Canada, the UK and other U.S. allies are blindly following the lead, and unknowingly assisting what looks more like a policy of corporate theft rather than a security issue.

These demands suggest that TikTok security concerns are a smokescreen for the operation of mafia-style capitalism where standover tactics are used to destroy the competition through State enabled theft.

If TikTok is handed over to a U.S. company then, just like magic, all the security concerns disappear. It's still the same application, the same programming, the same product, but now it's controlled by a U.S. company.

"If protecting national security is the objective, divestment doesn't solve the problem: a change in ownership would not impose any new restrictions on data flows or access," TikTok spokeswoman Maureen Shanahan said.

The company agreed last year to implement several changes to address security concerns. The Project Texas proposal includes bringing in American tech giant Oracle to host U.S. user data and review its software, and appointing a three-person government-approved oversight board. Many of the moves are already under way.

The U.S. representative for New York's 16th congressional district Jamaal Bowman speaks as TikTok content creators gather to voice their opposition to a potential ban on the app in Washington D.C., U.S., March 22, 2023. /CFP

TikTok has poured $1.5 billion into Project Texas but it is still not enough to satisfy American legislators who effectively want to do nothing less than kill the competition or steal the company.

It is no accident that when faced with competition from China, the U.S. approach is not to outcompete. The approach is to sabotage, to bully, and to undermine the competition just like the mafia controls business in their territory. If you can't beat it, then steal it or kill it seems to be the policy approach but you need an excuse, which in this case, is the all-encompassing security concern.

Currently this approach is applied to China, but the same approach was applied decades ago to Japan as their superior products out-competed the American's. Japanese cars brought a higher standard of quality to the market at a time when consumers described some American cars as "unsafe at any speed."

Rather than compete, the Americans imposed substantial tariffs in an attempt to make Japanese cars uncompetitive. The same bully-boy approach was applied to Huawei and is now being imposed on the wildly-popular TikTok. The security story is a smokescreen that hides the real issue. The beauty of the smokescreen is that it does not have to be explained because, well, because of security concerns that cannot be fully shared with the public. As a matter of fact, America is unable to compete with TikTok so their only response is to destroy it.     
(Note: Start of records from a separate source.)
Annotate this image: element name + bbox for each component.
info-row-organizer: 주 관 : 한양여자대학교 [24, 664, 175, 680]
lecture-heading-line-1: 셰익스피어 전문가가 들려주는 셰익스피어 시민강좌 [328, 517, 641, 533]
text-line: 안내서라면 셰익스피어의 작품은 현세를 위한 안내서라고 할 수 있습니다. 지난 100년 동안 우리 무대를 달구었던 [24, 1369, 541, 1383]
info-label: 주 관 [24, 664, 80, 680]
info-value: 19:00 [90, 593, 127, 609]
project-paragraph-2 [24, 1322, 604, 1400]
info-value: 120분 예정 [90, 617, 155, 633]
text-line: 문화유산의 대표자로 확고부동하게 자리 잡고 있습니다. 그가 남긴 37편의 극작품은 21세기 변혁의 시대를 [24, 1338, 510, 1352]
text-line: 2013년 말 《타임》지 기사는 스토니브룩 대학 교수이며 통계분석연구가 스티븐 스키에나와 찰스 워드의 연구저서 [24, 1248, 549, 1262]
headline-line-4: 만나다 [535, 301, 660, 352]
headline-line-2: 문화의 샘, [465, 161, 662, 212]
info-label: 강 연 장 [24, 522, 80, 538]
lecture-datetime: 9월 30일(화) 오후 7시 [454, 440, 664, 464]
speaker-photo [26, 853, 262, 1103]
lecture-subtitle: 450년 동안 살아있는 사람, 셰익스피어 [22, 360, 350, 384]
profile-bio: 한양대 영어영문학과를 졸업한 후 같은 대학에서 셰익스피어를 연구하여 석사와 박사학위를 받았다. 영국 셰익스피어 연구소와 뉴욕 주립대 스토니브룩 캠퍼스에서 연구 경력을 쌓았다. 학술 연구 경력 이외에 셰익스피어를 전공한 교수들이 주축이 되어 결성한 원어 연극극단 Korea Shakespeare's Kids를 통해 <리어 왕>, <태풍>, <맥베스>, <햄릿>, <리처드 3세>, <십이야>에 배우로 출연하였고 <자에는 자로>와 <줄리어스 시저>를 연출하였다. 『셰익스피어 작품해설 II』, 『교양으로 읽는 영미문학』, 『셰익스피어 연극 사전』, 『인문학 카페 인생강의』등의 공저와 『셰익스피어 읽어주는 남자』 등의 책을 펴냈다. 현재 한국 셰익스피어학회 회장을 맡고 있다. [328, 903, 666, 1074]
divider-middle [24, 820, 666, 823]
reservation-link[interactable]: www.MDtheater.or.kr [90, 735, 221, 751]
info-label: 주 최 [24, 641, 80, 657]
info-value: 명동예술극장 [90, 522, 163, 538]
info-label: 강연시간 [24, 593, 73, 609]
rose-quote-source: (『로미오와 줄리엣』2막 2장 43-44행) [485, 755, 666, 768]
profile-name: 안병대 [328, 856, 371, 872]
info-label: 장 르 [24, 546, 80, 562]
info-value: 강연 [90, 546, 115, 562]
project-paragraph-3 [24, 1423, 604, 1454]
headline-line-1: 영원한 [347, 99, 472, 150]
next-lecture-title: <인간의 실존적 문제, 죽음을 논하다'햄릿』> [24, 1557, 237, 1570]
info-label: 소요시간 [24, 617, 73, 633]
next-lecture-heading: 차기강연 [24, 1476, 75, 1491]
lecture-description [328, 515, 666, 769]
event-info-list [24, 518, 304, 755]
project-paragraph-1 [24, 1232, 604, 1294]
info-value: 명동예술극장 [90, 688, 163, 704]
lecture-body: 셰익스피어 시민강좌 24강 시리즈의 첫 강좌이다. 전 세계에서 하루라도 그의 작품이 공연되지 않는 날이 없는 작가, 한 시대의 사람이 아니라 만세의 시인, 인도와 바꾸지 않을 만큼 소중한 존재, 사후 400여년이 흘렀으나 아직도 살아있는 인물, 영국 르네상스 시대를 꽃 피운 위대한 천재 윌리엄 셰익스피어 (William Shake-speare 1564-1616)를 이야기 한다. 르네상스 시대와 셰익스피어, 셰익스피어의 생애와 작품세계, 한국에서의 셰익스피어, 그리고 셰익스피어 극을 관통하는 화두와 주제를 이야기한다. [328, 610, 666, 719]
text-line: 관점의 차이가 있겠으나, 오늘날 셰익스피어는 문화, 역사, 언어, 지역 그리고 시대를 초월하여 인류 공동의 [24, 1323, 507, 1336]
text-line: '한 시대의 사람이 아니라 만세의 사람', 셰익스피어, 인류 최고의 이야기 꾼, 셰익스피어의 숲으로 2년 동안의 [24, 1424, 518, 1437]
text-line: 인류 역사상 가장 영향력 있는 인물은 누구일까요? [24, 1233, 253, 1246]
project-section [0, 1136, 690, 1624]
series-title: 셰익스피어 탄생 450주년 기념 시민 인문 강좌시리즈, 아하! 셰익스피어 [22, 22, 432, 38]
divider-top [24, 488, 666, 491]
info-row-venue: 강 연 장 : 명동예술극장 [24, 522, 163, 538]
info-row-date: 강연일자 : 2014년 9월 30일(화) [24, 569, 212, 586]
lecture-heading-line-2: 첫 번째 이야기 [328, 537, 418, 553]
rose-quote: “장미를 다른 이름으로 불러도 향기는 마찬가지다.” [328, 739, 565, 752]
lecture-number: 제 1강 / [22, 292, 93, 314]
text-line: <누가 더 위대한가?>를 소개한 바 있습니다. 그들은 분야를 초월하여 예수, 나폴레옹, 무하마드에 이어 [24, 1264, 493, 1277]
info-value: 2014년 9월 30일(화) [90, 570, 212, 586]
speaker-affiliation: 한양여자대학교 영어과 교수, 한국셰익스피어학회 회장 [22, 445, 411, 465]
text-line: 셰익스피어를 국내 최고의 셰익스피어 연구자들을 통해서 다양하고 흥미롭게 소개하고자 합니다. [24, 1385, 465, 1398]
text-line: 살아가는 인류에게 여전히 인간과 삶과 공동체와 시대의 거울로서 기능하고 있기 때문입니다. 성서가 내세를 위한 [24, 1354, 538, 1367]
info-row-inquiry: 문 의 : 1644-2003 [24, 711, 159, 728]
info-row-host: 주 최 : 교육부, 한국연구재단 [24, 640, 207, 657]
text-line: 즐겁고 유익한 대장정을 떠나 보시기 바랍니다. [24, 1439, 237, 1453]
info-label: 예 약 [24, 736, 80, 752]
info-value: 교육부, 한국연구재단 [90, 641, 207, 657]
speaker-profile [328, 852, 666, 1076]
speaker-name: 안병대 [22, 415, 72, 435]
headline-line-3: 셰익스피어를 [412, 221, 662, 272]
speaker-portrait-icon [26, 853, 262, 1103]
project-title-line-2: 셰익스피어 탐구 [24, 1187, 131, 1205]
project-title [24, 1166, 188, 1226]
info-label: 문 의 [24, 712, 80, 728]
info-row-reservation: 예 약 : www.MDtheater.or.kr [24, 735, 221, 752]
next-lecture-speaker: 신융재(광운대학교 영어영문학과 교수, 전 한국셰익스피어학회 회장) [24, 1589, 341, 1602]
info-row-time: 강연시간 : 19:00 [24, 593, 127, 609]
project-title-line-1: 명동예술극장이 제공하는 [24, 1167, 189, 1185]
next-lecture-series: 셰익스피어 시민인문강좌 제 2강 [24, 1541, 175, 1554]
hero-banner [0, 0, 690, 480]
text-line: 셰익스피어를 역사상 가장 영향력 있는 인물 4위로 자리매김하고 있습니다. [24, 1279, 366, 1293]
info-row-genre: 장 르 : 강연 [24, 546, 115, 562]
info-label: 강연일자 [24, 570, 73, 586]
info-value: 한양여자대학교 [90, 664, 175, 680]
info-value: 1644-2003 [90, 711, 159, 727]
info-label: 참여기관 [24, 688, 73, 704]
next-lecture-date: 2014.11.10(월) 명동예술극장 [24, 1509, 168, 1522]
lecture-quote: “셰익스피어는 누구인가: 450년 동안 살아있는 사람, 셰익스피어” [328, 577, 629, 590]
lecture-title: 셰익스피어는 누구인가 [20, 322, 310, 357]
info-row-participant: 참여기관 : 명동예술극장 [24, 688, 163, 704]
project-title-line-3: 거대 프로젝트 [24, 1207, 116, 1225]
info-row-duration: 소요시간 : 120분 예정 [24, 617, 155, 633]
It's an open question as to what its allies will do if the U.S. is successful in forcing the handover of TikTok to U.S. control. From a U.S. perspective that makes TikTok no longer a security risk, but it would be an egg-on-the-face moment for allies. Would they lift TikTok restrictions, or persist in the falsehood that the new U.S.-owned TikTok remained a security risk?

After swallowing the security and intelligence services' lies about Weapons of Mass Destruction, it would be reasonable to think these allies would be wary of these U.S.-generated security scares. It would be much better if these allies realized the true purpose of U.S. moves against TikTok and had the courage to stand up to mafia-style capitalism rather than blindly becoming accomplices.